Duygularınızı asla bastırmayın. Sevdiğiniz ve güvendiğiniz birini arayın ya da ziyaret edin ve kendisine neler yaşadığınızı anlatın. Kendi görüşünüz dışında bir bakış açısı edinmek farkındalığınızı arttıracaktır. Bir günlük tutun ve duygularınızı iç dünyanızdan çıkarıp kağıda aktarın. Pek çok insan, duygularını salıvermek için kickboks veya dövüş sanatları gibi agresif egzersizler yapmayı da yararlı bir yöntem olarak görüyor.
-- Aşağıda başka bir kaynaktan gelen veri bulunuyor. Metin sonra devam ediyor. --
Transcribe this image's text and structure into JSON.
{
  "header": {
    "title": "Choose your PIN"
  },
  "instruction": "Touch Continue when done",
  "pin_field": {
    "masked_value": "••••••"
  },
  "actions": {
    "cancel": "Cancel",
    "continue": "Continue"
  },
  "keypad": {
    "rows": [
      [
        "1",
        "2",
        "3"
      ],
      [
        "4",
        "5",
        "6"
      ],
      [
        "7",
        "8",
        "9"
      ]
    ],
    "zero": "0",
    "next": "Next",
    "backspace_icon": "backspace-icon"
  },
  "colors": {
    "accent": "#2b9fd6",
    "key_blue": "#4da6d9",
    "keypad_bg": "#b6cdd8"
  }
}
Diğerleri ise meditasyon yaparak veya dua ederek kendilerini yeniden sakin bir konuma getirmeye çalışıyorlar. Benliğinizi bastırılmış duygulardan kurtarmak için size en uygun olan yöntem ne ise onu yapın.
4-Büyük resme odaklanın.
İyi ya da kötü ne olursa olsun hayatımızdaki her şey çok daha yüksek bir amaca hizmet eder. Asıl bilgelik o anı görebilmekte ve yaşanan herhangi bir durumun daha büyük bir anlamını olduğunu ayırt edebilmekte saklıdır. Başlangıçta anlamayabilirsiniz, ancak zaman geçtikçe büyük resmin mükemmel düzenini siz de görmeye başlayacaksınız. Duygusal anlamda yıkıcı bir anın ortasında dahi çok geçmeden fark edeceğiniz nihai bir amaç olduğuna inanın.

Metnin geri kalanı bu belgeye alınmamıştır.